Cuando era pequeño mi hermana trabajaba en un videoclub y a mí me parecía la persona más afortunada del mundo. Aunque todavía no se me había despertado ninguna vocación entendía que aquel era un trabajo perfecto. Al fin y al cabo vivía rodeada de cine, en una época -la del VHS- en la que no sospechábamos ni por asomo que llegaría un día en que podríamos llevar en nuestro bolsillo cientos de películas para verlas cuándo y dónde quisiéramos. Por aquel entonces los cinéfilos de provincias nos conformábamos con los contados estrenos que viajaban hasta nuestras ciudades y con los títulos que fuésemos cazando en los cineclubs que programaba la tele de madrugada. El auge de estos locales amplió por supuesto nuestras posibilidades y, en mi caso, el hecho de que un familiar tan cercano estuviese tras el mostrador de uno de ellos resultó un golpe de suerte. Porque lo aproveché todo lo que pude. No había tarde en que no me pasase por allí después de salir del colegio para llevarme a casa algo que ver (sin pago de por medio y sin urgencia por devolverlo). Pero mi interés por aquel espacio iba más allá de disfrutar de alquileres gratuitos y de todos los carteles que la actualidad desechaba. Mi hermana se encontró con un voluntarioso ayudante que no tenía problema en ordenar los títulos recién llegados, en devolver a sus estanterías los que habían sido entregados, en rebobinar los que venían de casa con la cinta sin enrollar, o en colocar en las carátulas vacías el letrero de alquilado. Aunque solía atender indicaciones sobre cómo disponer las películas no me resistí en alguna ocasión a realizar mis propias variaciones, uniendo a directores o actores que me constaba no mantenían buena relación en la vida real o intercalando filmes en estantes de géneros a los que aparentemente no pertenecían.
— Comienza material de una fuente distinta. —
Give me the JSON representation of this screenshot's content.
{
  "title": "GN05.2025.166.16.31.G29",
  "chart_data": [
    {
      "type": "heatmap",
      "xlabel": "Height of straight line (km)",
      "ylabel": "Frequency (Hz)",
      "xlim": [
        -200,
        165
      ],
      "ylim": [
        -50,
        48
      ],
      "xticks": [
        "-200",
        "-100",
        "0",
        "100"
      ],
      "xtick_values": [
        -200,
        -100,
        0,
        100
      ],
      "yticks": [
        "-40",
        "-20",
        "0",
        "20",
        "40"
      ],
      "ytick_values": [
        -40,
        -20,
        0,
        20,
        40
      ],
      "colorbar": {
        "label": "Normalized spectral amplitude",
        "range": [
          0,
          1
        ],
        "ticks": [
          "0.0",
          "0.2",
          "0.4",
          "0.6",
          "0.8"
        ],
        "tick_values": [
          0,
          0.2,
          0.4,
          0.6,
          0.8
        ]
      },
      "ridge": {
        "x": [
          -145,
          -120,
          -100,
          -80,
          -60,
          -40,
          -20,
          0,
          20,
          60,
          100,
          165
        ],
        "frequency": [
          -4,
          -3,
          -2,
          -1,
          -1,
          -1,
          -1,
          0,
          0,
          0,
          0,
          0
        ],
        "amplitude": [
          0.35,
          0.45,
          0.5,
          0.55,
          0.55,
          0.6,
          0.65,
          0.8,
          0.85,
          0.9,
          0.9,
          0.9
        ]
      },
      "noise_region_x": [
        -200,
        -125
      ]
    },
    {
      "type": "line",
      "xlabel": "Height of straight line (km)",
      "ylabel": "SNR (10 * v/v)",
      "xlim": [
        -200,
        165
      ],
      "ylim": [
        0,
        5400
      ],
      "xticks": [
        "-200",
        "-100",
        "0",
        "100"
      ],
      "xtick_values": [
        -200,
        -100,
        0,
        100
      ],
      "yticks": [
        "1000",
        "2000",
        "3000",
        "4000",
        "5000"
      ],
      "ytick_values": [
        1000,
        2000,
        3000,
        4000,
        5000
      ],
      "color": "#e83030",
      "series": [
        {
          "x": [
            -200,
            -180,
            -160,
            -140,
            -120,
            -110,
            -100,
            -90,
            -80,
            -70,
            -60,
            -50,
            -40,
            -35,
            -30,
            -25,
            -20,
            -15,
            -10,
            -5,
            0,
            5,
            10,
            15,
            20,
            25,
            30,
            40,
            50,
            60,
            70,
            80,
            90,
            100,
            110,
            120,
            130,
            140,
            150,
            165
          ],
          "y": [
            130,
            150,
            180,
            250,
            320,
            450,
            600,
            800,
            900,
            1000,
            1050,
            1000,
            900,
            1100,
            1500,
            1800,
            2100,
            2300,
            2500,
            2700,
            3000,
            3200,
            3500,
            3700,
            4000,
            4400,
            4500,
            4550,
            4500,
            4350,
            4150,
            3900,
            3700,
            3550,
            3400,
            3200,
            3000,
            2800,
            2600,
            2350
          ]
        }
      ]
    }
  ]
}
Dejé de ambicionar ser dueño de un establecimiento así cuando me di cuenta de que podría disponer de mi propio videoclub en casa y dedicarme de este modo a otro oficio. Y así comencé a grabar todo tipo de películas que almacenaba cuidadosamente (con sus portadas y sus títulos anotados en el lateral) en mi habitación. Siempre imaginaba en cómo sería mi hogar del futuro con una sala completa dedicada a todos los VHS que había ido atesorando a lo largo de la vida. La aparición del DVD desbarató estos planes pero no alteró mi intención de acumular cine a mi alrededor. El empeño se volvió mayor, puesto que pasé a apilar también copias en el nuevo formato.

Ni qué decir tiene que hace años que no he usado ninguna de estas reliquias, pero que me cuesta horrores deshacerme de ellas porque de alguna manera es como renunciar a un sueño, como reconocer que aquel esfuerzo no sirvió para nada, como aceptar que por mucho que tú traces un plan la vida no deja de sorprenderte con nuevos giros de guion y nuevos soportes que dejan obsoleto cualquier ilusión o proyecto que un día trazaste.